A: Having an open book written test helps students recognize the value of having their Manuals with them on babysitting jobs to use as a reference. The test incorporates critical thinking. Students learn not only where to quickly find information in the Student Manual, but also how to use the information.
We want students to succeed - to love Safe Sitter® and love babysitting. People enjoy doing what they think they do well. It is important for students to do well in the class and during testing. Most students will be parents someday and success in Safe Sitter® empowers them to be better babysitters now and better parents in the future. Instructors should use testing as an opportunity to teach with appropriate praise ("What a good job you've done!") and correction of technique.

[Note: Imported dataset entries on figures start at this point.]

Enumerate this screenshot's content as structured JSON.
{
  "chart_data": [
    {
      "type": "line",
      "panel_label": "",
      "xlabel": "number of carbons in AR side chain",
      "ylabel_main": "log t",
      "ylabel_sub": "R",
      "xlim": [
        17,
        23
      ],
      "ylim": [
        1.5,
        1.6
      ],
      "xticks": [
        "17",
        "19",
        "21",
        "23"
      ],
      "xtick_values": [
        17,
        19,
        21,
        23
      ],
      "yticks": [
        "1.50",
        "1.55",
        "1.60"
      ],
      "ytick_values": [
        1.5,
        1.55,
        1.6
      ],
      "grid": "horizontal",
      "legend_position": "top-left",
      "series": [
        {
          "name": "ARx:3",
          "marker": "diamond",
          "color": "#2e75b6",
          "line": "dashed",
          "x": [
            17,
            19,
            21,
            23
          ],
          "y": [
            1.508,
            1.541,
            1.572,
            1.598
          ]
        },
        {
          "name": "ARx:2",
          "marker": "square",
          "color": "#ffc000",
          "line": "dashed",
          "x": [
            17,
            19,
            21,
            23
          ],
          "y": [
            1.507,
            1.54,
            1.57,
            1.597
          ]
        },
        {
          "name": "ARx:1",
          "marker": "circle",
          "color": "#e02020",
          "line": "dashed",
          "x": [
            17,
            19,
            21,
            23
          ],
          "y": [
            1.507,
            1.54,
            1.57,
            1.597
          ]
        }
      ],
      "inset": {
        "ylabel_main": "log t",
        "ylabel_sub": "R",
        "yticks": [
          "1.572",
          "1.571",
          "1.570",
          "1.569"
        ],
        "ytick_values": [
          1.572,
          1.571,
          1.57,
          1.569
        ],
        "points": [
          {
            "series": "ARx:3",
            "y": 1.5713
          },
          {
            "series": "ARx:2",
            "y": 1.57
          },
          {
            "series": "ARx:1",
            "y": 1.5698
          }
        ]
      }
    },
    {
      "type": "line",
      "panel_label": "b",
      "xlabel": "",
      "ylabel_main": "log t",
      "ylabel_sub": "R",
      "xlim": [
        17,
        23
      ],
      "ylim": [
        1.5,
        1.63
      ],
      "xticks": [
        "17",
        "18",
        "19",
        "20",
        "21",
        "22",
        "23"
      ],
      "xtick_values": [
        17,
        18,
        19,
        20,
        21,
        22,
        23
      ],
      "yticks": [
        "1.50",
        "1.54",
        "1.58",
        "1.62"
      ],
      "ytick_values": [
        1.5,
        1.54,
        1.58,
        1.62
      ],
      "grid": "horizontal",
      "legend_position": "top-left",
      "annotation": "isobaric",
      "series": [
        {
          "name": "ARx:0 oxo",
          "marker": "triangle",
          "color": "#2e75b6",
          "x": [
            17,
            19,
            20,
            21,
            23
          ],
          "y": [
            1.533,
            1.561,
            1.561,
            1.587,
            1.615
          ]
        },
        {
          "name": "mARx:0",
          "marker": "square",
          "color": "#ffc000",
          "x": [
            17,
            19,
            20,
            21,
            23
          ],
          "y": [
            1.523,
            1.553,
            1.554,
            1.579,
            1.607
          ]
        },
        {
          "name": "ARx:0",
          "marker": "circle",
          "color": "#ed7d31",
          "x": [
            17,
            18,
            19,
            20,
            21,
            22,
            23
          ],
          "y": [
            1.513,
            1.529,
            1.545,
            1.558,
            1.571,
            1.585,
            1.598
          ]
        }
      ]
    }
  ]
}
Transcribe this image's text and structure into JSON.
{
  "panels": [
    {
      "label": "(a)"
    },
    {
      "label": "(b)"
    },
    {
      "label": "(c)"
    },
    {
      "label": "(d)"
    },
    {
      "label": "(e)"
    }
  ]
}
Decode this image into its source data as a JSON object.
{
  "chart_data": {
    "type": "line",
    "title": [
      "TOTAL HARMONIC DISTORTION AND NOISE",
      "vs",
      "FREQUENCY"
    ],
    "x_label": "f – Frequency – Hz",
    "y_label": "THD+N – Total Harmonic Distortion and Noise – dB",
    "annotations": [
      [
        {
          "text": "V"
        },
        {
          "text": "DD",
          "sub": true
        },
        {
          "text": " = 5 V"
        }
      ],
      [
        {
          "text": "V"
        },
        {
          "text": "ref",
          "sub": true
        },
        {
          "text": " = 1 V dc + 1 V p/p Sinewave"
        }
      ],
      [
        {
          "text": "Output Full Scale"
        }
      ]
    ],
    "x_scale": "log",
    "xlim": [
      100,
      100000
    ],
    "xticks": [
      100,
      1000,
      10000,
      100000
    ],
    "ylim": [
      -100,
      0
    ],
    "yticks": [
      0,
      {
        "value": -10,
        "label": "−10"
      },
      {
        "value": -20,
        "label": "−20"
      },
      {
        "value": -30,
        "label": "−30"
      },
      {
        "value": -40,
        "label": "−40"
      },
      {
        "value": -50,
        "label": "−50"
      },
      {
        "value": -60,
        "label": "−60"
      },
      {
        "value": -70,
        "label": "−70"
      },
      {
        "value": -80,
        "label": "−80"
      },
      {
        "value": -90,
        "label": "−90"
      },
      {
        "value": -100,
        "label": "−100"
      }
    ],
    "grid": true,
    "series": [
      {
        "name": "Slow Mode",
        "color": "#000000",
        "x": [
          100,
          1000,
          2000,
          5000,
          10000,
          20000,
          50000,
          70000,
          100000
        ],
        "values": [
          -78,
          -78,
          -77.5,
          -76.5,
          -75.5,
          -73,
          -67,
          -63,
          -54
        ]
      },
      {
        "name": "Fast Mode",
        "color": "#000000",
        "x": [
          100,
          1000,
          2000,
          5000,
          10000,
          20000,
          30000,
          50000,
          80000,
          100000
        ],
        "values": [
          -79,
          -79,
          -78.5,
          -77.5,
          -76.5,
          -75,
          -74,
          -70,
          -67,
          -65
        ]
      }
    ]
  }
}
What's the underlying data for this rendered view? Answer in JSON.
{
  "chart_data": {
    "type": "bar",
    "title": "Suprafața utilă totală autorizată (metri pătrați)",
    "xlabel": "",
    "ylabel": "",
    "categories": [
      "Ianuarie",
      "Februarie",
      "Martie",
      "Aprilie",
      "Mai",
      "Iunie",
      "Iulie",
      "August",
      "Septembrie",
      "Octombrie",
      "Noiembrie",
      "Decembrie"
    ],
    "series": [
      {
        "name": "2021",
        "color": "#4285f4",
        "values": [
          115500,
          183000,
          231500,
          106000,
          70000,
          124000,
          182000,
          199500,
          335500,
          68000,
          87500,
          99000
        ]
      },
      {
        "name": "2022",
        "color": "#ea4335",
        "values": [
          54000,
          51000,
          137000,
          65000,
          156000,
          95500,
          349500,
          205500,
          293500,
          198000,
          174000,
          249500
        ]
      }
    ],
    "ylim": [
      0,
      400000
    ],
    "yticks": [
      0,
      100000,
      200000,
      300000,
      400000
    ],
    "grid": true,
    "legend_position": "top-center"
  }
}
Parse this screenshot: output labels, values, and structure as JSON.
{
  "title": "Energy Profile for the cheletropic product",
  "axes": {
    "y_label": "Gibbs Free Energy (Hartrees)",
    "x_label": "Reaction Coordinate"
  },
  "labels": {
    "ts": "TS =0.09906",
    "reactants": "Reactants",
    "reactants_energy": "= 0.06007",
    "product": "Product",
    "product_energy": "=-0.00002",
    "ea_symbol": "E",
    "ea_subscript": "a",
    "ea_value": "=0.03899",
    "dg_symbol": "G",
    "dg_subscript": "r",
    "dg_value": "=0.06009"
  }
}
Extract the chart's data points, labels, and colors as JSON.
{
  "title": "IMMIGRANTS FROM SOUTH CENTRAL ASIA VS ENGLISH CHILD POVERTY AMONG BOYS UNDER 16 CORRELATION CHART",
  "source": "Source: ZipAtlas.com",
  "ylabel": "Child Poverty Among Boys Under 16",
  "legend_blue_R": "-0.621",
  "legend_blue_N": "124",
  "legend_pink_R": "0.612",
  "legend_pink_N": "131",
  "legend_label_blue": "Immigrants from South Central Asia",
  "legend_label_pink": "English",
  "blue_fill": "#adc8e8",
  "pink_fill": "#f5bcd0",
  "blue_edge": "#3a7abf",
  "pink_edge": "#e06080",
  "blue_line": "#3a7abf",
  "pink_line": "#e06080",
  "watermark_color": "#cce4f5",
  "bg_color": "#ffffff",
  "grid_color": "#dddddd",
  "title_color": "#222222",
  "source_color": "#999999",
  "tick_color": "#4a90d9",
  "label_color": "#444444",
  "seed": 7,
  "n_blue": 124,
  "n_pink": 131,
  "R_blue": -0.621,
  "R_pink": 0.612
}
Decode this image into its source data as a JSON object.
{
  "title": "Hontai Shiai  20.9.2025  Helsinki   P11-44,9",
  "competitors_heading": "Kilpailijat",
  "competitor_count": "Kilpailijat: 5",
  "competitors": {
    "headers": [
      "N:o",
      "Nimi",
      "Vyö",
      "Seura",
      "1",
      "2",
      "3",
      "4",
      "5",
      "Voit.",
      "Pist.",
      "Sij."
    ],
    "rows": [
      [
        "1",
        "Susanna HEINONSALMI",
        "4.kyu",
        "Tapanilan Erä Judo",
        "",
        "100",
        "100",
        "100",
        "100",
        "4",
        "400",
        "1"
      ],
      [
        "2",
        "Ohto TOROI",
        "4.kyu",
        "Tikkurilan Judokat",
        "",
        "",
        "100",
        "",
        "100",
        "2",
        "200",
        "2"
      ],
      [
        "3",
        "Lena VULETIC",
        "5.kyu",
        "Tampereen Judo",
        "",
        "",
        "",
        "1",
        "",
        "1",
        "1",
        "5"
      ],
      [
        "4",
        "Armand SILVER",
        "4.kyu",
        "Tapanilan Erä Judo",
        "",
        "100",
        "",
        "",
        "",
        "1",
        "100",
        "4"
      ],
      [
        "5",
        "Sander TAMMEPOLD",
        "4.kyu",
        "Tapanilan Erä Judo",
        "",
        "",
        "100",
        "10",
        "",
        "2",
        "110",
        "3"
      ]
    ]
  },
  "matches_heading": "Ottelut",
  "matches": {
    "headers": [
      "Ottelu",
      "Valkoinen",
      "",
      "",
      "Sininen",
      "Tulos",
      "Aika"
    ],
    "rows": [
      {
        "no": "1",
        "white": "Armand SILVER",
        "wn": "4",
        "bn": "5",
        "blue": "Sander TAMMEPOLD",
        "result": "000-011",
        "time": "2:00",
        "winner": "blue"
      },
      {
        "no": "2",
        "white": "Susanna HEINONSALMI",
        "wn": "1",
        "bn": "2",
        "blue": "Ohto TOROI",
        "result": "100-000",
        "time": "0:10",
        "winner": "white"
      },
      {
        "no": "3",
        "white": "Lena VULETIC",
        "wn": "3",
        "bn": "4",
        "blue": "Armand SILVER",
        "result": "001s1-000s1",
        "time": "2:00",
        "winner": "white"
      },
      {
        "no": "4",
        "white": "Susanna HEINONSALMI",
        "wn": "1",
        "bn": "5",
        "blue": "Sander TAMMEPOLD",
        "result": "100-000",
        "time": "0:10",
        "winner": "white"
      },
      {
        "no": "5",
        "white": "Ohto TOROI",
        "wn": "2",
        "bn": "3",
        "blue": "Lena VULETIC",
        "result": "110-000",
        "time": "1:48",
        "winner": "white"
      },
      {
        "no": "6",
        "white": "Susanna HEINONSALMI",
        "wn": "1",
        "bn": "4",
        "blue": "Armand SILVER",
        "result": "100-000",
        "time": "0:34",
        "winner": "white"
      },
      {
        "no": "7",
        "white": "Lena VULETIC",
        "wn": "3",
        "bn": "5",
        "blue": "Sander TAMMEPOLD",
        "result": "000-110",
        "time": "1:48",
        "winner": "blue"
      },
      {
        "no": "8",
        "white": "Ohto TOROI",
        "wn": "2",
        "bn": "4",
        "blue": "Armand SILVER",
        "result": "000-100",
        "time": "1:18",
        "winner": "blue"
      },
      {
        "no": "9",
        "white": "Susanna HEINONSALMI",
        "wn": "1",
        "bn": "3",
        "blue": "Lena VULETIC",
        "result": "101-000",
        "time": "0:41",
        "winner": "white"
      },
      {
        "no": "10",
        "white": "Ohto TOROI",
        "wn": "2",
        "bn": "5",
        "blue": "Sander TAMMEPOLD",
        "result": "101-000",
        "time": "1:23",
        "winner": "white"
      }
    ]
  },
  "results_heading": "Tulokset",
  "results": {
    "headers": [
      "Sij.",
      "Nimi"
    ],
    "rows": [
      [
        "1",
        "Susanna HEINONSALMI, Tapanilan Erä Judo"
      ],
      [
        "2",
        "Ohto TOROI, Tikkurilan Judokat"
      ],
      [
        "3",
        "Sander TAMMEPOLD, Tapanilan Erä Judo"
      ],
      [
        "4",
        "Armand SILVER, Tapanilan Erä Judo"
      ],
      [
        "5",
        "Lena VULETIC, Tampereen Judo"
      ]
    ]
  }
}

Safe Sitter® does not recommend students use their Student Manual during rescue skills testing because the return demonstration simulates a real-life emergency situation. In a true emergency, there is no time for sitters to get their cards - they would just need to respond to the emergency. Using the rescue skills involves a "rhythm," and it would be difficult for the sitter to get "into the rhythm" by looking at the cards. Encourage your students to review their rescue skills cards before each babysitting job.
Q: What is the best way to grade written tests?
A: It works best if one Instructor grades all of the tests. Sometimes a student may write an answer which isn't in the exact wording on the answer key, yet an Instructor would be able to determine whether the student understands the concept being tested.
It saves time to first grade the tests without reading the essay. Then turn all of the tests with the essay page face up and read all of the essays at the same time. If a student's essay is not satisfactory, have the student re-write the essay rather than taking points off.
Although passing score is stated as 70, failure on the written test is left to the discretion of the Instructor based on the student's ability to improve performance by answering the written questions orally.
Since the test is an open-book test, it is acceptable for the students to grade their own tests and then have an Instructor read the essays if you are running out of time.
Q: What are the qualifications to teach and test the rescue skills?
A: To teach or test choking rescue modules, you must be current in any CPR course that requires a minimum of a skills performance test or infant and child CPR and relief of choking such as Heartsaver® CPR (American Heart Association).
To teach or test CPR modules, you must be current in any CPR Instructor course such as Heartsaver® Instructor Course (American Heart Association) OR be a Safe Sitter® Instructor who meets the qualifications to teach the choking rescue modules and uses the Safe Sitter® CPR DVD to teach.
These requirements also apply to Safe Sitter® Instructors.